Pra começo de prosa, se avaliarmos a situação política interna da França após a queda da Bastilha, perceberemos que essa nação levou praticamente um século para poder novamente retornar a estabilidade de um Estado de Direito. Aliás, em aproximadamente uma centúria, a França experimentou treze constituições (vide: J. O. Meira Penna, “O Espírito das Revoluções”), tamanho o caos político que se instaurou no país. Neste entrevero que durou tantas luas, todos acreditavam poder transformar este país em algo melhor desde que tivessem uma maior concentração de poder em suas mãos e não fossem importunados pelos seus adversários, obviamente.

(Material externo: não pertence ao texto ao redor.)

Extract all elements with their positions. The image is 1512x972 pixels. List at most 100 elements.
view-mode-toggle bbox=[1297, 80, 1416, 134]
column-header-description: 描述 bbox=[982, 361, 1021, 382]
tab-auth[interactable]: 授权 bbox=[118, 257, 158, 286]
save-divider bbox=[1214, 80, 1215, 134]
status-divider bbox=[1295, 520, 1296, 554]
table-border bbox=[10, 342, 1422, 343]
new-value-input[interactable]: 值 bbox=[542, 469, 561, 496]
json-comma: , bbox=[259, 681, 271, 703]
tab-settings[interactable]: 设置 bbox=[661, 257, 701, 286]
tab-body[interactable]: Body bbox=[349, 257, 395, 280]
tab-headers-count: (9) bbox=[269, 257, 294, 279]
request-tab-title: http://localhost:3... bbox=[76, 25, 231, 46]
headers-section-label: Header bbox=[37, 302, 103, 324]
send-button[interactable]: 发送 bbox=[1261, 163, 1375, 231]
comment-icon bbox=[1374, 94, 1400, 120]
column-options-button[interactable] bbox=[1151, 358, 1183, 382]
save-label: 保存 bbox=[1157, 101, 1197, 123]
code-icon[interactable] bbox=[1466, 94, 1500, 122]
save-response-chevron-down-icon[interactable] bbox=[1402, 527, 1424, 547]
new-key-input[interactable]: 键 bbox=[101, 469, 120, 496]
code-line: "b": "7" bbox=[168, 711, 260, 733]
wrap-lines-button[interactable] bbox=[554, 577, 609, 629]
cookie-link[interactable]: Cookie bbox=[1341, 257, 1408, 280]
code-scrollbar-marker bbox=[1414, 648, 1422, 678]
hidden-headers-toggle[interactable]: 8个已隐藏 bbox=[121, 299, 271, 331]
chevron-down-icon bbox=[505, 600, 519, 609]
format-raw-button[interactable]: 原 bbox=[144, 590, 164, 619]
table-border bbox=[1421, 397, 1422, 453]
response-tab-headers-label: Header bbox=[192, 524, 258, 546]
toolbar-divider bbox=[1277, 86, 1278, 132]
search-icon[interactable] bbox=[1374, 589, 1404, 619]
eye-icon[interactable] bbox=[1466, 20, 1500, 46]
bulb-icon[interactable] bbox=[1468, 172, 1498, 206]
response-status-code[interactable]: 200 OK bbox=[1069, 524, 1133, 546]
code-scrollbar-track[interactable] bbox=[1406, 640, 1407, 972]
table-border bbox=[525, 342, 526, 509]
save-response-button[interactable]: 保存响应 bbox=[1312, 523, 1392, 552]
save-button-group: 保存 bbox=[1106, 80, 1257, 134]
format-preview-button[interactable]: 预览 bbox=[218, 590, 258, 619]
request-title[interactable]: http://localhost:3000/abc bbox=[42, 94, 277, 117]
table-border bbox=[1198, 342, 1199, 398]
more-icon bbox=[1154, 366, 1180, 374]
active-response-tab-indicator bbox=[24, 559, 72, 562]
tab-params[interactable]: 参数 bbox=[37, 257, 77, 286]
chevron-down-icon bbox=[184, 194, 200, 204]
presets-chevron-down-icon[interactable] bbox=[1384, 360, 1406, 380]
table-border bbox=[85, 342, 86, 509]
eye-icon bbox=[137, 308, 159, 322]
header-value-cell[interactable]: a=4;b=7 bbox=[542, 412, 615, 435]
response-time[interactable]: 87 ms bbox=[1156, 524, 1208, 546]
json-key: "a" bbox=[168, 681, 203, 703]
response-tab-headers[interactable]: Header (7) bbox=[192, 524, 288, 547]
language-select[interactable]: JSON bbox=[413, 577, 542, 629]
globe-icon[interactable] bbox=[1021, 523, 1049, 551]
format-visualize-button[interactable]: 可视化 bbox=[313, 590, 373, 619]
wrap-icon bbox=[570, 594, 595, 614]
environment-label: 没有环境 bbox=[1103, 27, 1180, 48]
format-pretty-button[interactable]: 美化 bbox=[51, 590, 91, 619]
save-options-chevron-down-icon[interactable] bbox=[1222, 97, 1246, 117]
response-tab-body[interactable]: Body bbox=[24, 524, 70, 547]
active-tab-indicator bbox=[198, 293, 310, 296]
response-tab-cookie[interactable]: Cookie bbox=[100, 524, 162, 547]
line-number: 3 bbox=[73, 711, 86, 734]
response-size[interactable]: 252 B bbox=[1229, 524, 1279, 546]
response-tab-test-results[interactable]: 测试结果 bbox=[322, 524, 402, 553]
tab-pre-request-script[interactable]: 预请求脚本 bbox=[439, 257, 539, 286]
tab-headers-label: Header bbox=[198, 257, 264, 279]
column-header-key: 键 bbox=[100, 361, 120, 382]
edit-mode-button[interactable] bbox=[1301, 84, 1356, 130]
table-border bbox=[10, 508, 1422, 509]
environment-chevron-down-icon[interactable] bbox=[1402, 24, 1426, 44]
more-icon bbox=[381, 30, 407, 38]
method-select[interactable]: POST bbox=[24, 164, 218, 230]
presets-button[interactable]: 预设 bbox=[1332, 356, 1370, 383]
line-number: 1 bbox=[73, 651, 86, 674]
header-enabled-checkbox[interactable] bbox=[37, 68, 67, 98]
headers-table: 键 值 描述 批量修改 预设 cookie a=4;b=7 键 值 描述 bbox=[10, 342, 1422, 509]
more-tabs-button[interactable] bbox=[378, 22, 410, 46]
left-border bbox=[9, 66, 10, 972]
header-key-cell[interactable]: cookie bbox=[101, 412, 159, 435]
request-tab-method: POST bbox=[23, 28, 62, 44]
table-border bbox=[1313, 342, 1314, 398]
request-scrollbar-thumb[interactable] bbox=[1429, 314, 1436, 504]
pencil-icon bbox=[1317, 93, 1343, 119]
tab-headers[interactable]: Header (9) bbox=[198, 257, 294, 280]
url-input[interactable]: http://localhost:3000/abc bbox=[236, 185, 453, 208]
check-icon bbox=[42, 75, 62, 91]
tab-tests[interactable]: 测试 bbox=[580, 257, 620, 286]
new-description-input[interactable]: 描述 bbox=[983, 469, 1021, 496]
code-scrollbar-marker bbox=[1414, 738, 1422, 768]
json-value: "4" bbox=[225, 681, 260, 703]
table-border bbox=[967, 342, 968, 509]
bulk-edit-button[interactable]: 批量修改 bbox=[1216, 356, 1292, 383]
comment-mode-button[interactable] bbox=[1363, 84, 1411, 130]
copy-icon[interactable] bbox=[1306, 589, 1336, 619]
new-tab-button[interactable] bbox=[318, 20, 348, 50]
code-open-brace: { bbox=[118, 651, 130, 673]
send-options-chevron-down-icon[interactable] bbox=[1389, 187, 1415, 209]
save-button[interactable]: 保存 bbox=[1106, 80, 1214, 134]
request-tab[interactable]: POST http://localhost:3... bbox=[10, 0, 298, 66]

Nestes idos revolucionários que tanto inspiram as almas modernas com seus ares plúmbeos, a perseguição religiosa era algo que chegava as raias do martírio. Não de modo similar ao que havia nos idos dos primeiros séculos da Cristandade, mas ampliado de maneira significativa. Igrejas e cemitérios eram profanados, seminários e conventos incendiados, freis, freiras, monges, religiosos e clérigos de um modo geral, humilhados, torturados e mortos de maneira brutal. Este meu amigo, era o cenário que estava por traz das encenações das glórias da Revolução.

Cabe destacar que tais perseguições não se davam tão só pelo fato de o Alto Clero possuir algumas vantagens no Antigo Regime, mas sim, pelo caráter anticristão, declarado, dos revolucionários. Tanto era que seus líderes desejavam acabar com todos os vestígios dos ensinamentos Cristãos, conforme os projetos e discursos de Maximilian de Robespierre que, próximo ao final de sua vida, apresentou-se em uma parada cívica como sendo o “Grande Ser” (divindade da nova “religião” criada por ele para criar o “cidadão da nova sociedade nascente”).

Era esse tipo de gente que queria, e quer, transformar o mundo em algo melhor, mesmo que os indivíduos proponentes de tal transformação não sejam assim pessoas tão melhores que o mundo que elas desejam destruir. Ops., digo, revolucionar.

Além disso, meus caros, não é demais lembrar que muitos desses religiosos que eram perseguidos pelos “bondosos” e “generosos” revolucionários eram pessoas que mantinham escolas para crianças pobres, orfanatos e casas para recuperação de enfermos. E isso já era motivo mais do que suficiente para essas pessoas serem denunciadas, perseguidas, torturadas e condenadas à morte por guilhotina (ou qualquer outro requinte de bondade revolucionária). Um caso exemplar do que estamos falando é o da Santa Joana Antida Thouret que vivenciou na carne o clima de terror que imperava na França destes idos.

Em si falando da guilhotina, falemos um pouco do clima assassino que imperava nestas terras no período mais ufanado deste fenômeno político, que é o Período do Terror, época em que os Jacobinos estavam a frente do poder na França Revolucionária. Nesta época, cerca de 40.000 pessoas foram executadas na guilhotina (legítimos espetáculos de horror) e 10.000 foram afogadas no Rio Loire.

E o angu não parou por aí não meus caros. Segundo François Furet, neste período: “Foram cortadas às árvores, queimadas as aldeias, exterminado o gado, massacradas indistintamente as populações. Ocorreu um verdadeiro delírio de destruição que assolou o patrimônio agrícola e imobiliário, deixando mais de 100 mil mortos pelos povoados, aldeias e lugares com nomes singulares que a soldadesca encontrava em seu caminho”. Isso tudo, meus caros, ocorreu apenas entre fevereiro e maio de 1794. É mole ou quer mais?

Olha, se formos comparar o números de vidas ceifadas apenas no correr da gloriosa República Jacobina, com, por exemplo, o número de vidas que foram executadas pela famigerada Inquisição Espanhola ficaremos escandalizados. Isso mesmo, o Santo Ofício em terras espanholas condenou a morte, no correr de quatro séculos, cinqüenta mil pessoas, enquanto a gloriosa revolução matou em dezesseis meses cento e cinqüenta mil seres humanos (sem contar os mortos em combate).

Por fim, vejam só como são as coisas: tudo é possível em nome da revolução, essa deusa maldita sedenta por sangue humano, bebido por ela em seu profano altar secular. Pena que isso não seja assim tão claro nas mentes que se auto-proclamam criticamente iluminadas.